Watching Henchmen, the new animated film directed by Adam Wood from a script by him, David Ray and Jay D. Waxman, will prompt any number of questions:
- Why would anyone sign up to be a henchman?
- Why would anyone remain a henchman when the life expectancy is less than four months long?
- Why don’t the heroes break into the Union of Evil secret stronghold volcano base that seemingly houses ALL of the world’s villains?
- Does this world only contain two cities: the villain volcano and Apex City where the heroes live?
- Why do the villains have their own museum and how did a random henchwoman become the museum curator?
- Why are there human cleaners when this world is also populated by autonomous robots?
- Why does main villain Baron Blackout indiscriminately turn everyone, including his own henchmen, into zombie goop? Does this effectively murder them or can they be transformed back?
- What are the laws of physics in this world because people seemingly fall from every conceivable height imaginable and never even suffer a bruise?
- Finally, how did this film manage to attract such big voice talent to such a lackluster project?
All of these questions arise because Henchmen is not a very good movie. It’s not just the odd pairing of seemingly hand-painted faces mixing with cheap looking animation that raises questions; it’s the innumerable gaps in logic and the juvenile attempts at humour that grate on the viewer (the film’s humour meter alternates between a limitless number of annoying pratfalls and fart & burp “jokes”).
Lester (Thomas Middleditch) is a capital O orphan whose attraction to villains in comic books belies a deep-seated loneliness. Problematically it only takes a few scenes to reveal that these comic books are based on real life events and the supervillains and superheroes depicted in the paneled frames actually exist in the world, which contains only two locations: Aphex City and the volcano lair where all of the villains live behind a hologram shield. On the day of his sixteenth birthday, Lester enlists in the nearest supervillain stronghold run by Gluttonator (Will Sasso), an obese idiot whose plans for world domination involve cheese-related attacks.

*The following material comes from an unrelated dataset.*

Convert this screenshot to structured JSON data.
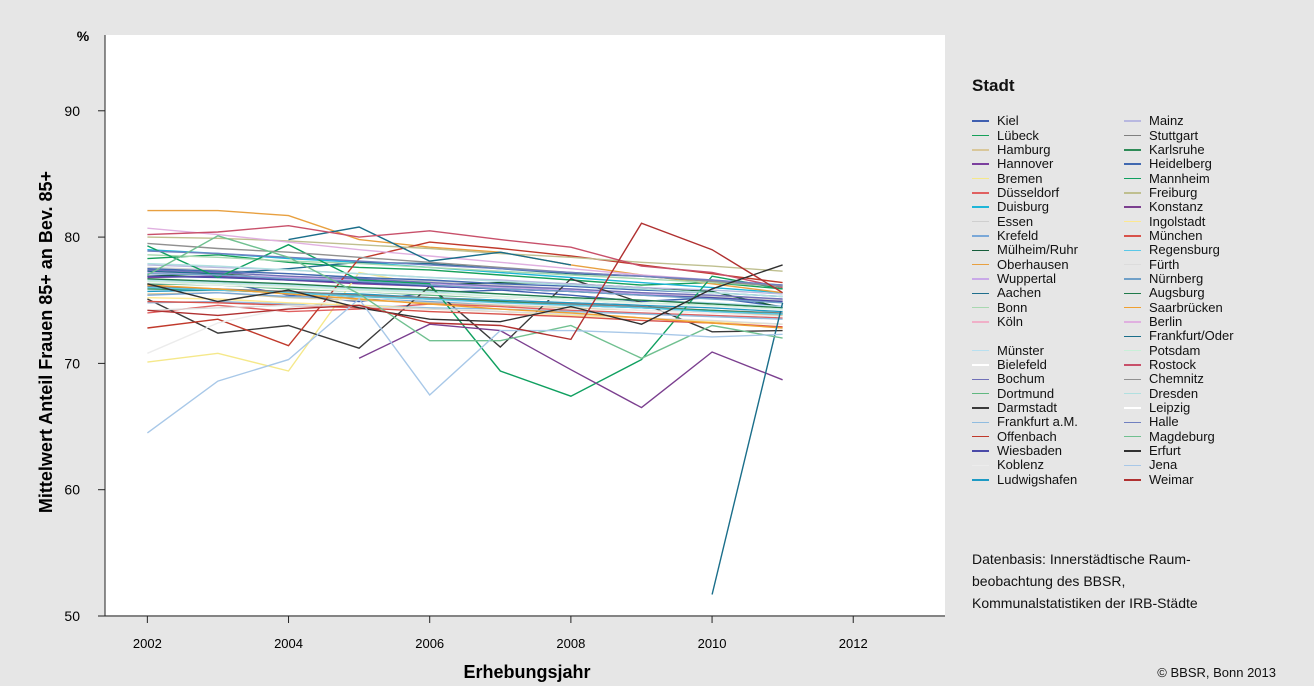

Lester meets and is saved by Hank (James Marsden), who helps him escape when the lair is attacked and destroyed by Captain Superior (Nathan Fillion) and his crew. Back on villain island, Lester is introduced to Hank’s motley crew of friends: mechanic Jane (Jane Krakowski), chef Stew (Craig Robinson) and absent-minded old janitor Jackalope (Bobcat Goldthwait) before he and Hank are put to work cleaning the Museum of Villains. While Hank attempts to impress curator Jolene (Rosario Dawson), Lester inadvertently winds up wearing an impenetrable suit of armor with a dizzying array of powers, destroying the museum and becoming a fugitive in the process. One might incorrectly assume that the plot would consist of Hank helping Lester to clear his name, but this plot point is almost immediately forgotten when the villainous Baron Blackout returns from a decade-long exile with a plot to turn everyone into black zombie ghouls. Only Lester, Hank and their ragtag band of henchmen can save the day.
Henchmen suffers from two significant problems: 1) visually it looks awful and, more significantly 2) it doesn’t have anything to say about the superhero genre. The animation style looks exceedingly cheap and antiquated, with flat backgrounds and a brown/grey colour palette, which renders it unappealing to watch.
As for the second issue, it’s significant because this genre has been unpacked before and better: nothing can top the deconstruction of the superhero mythos done in The Incredibles films and the villain with a heart of gold has already been explored in the Despicable Me films. Henchmen has nothing to add to the discuss beyond the rote observation that superheroes are shallow and vain, and that supervillains are daft idiots.
This leaves the titular characters, simple grunts working behind the scenes of these epic battles (a familiar, albeit fruitful concept with plenty of potential), but here they’re not even invested in their work. In Henchmen, they’re simply labour for hire. Hank and Lester could be working any blue collar job and undergo the same character arcs (orphan finds his sense of identity in a family of his own making; disgraced, emotionally guarded loner learns to let others in by helping a young charge).
Alas neither character arc is particularly new or exciting and, combined with the unappealing animation and moon sized plot holes, Henchmen doesn’t have a great deal to offer. There’s an interesting story to be told about the men and women working behind the scenes in the superhero genre, but this isn’t that film.